LGS sınav krizine ve imam hatip liselerine yönelik tartışmalara ilişkin de çarpıcı açıklamalarda bulunan Erdoğan, "Günlerdir yürütülen ahlaksız iftira kampanyasının tek bir açıklaması vardır; o da imam hatip düşmanlığıdır" ifadelerini kullandı. LGS'de başarı sağlayan çocuklara yönelik hakaretleri "terbiyesizlik" olarak nitelendirdi ve bu başarı grafiğinin herhangi bir yolsuzlukla izah edilmesinin mümkün olmadığını söyledi. Sosyal medyadan linç ettirdikleri o masum çocuklardan ve ailelerinden açıkça özür dilemelerini talep etti.

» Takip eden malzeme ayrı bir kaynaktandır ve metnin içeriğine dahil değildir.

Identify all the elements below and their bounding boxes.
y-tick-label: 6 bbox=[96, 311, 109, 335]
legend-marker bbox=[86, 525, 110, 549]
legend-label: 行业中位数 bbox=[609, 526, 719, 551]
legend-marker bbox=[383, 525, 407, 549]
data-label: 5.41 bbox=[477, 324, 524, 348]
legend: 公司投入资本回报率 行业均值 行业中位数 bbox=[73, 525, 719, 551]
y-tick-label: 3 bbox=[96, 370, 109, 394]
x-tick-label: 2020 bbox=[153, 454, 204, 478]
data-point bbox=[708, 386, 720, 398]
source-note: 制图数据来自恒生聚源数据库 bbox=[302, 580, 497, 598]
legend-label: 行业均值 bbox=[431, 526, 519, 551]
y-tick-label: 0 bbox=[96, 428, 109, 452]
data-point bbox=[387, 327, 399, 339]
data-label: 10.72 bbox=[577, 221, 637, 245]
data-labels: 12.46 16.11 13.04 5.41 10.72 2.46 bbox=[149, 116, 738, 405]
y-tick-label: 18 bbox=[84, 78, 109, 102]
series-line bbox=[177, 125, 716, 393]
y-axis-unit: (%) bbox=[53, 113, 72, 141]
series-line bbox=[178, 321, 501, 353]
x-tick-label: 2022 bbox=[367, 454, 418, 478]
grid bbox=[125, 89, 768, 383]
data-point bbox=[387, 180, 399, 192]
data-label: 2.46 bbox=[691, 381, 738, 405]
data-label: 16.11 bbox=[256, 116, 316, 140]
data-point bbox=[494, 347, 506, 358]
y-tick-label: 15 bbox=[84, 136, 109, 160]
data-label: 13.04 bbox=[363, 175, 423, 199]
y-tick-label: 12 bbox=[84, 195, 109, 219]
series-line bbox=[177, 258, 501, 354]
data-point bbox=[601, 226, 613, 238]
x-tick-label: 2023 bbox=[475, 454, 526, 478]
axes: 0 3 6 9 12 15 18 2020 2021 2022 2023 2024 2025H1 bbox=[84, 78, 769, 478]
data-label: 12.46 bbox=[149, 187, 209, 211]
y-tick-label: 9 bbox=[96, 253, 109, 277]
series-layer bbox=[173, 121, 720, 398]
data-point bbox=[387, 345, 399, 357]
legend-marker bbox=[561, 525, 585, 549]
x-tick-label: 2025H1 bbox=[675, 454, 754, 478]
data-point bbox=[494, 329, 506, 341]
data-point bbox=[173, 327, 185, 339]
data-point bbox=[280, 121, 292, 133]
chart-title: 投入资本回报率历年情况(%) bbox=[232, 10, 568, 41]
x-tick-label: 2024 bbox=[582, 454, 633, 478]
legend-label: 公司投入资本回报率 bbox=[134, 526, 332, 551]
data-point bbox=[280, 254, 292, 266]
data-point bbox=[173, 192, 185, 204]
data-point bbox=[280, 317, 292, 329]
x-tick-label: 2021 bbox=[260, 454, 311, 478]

Aile Yılı ve nüfus meselesine de değinen Erdoğan, doğurganlık hızının 1.5'in altına düştüğünü belirterek bunun "hayra alamet olmadığını" ifade etti. "Aile ve Nüfus 10 Yılı" programıyla maddi desteklerin yanı sıra sosyokültürel projelerle de aile kurumunu güçlendirmeyi hedeflediklerini aktardı.

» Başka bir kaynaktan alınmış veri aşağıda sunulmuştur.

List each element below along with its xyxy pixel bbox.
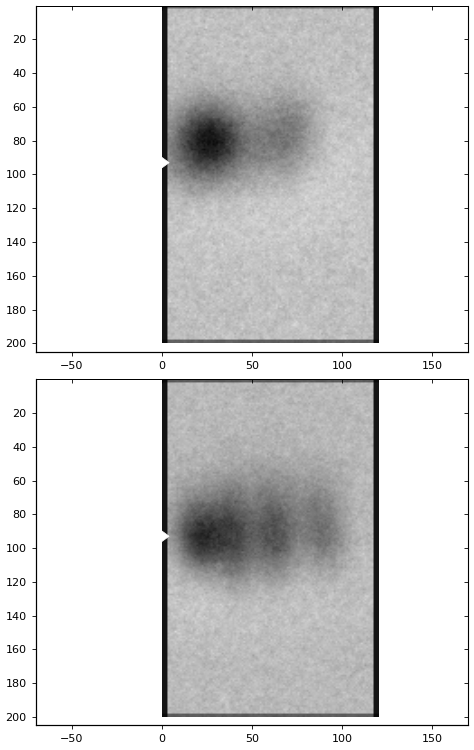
Polygon shape <box>153 151 169 175</box>
Polygon shape <box>153 524 169 548</box>
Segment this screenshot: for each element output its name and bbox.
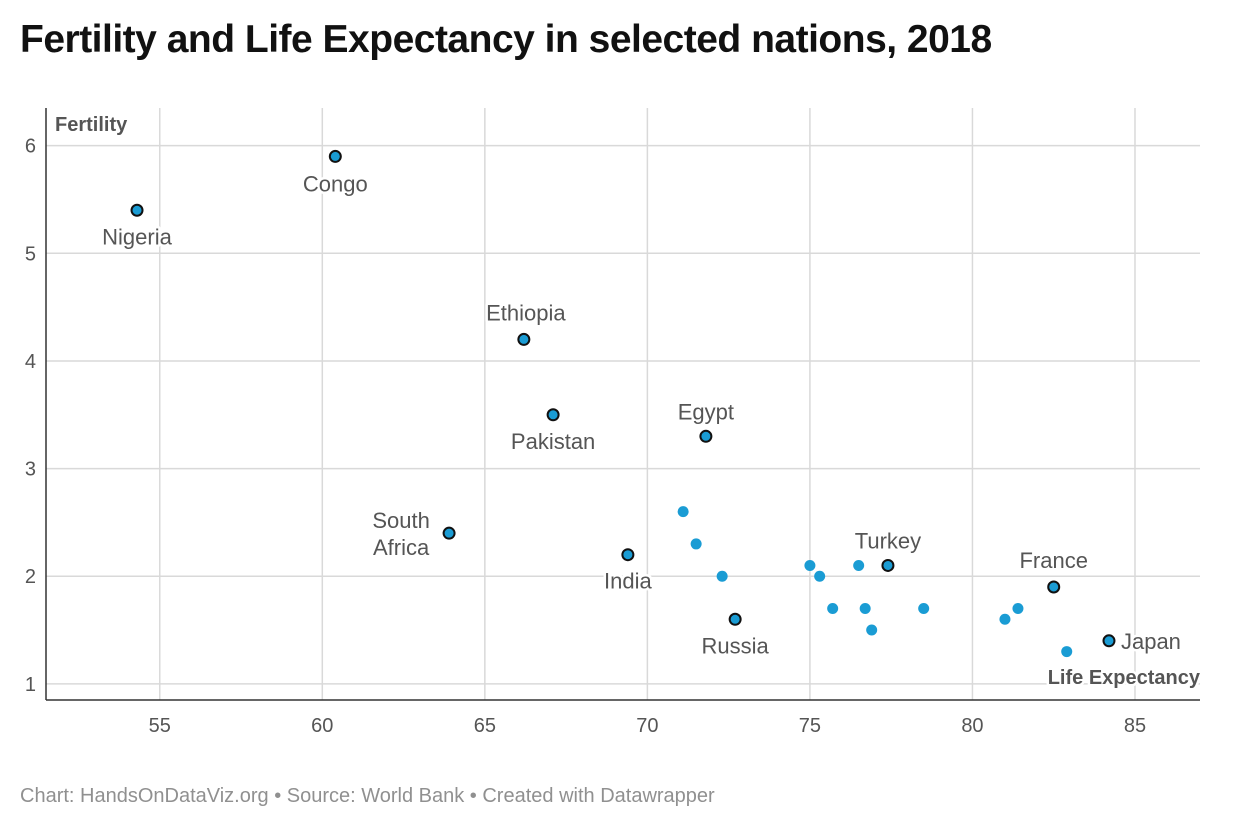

Avrupa Birliği (AB) ile ilişkilere ve Gazze'deki duruma da değinen Cumhurbaşkanı, Türkiye’nin AB üyelik müzakerelerinin canlandırılması ve ilerletilmesi için bir gün bile beklenmemesi gerektiğini savundu. Türkiye'ye karşı konulan siyasi bariyerlerin acilen kaldırılmasını talep ederek, AB'nin Türkiye gibi dinamik ve çözüm odaklı bir üyeye olan gereksinimini göreceğini ve "AB için köprüden önce son çıkış Türkiye’dir" ifadesini yineledi. Gazze halkının teslim olmadığını ve olmayacağına inandığını vurgulayan Erdoğan, İsrail'in "gözü dönmüş bir canavar gibi her yana saldırdığını" belirtti. Ateşkes görüşmelerinde üç temel konunun olduğunu söyledi: İsrail askerlerinin geri çekilme bölgeleri, gıda yardımlarının dağıtımı ve İsrail'in rehineler verildikten sonra ateşkesin devam edeceğine dair taahhütte bulunması gerektiğini açıkladı. Hamas'ın talebinin bu yönde olduğunu ve İsrail'in bunu yapmak istemediğini, bu konuda ciddi bir pazarlık sürecinin devam ettiğini ekledi. Zengezur Koridoru'nun bölgedeki diğer ülkelere de fayda sağlayacağını ve ticareti canlandıracağını belirten Erdoğan, bu hattın bir anlaşmazlık kaynağı değil, bir mutabakat simgesi haline gelmesi temel beklentileri olduğunu dile getirdi.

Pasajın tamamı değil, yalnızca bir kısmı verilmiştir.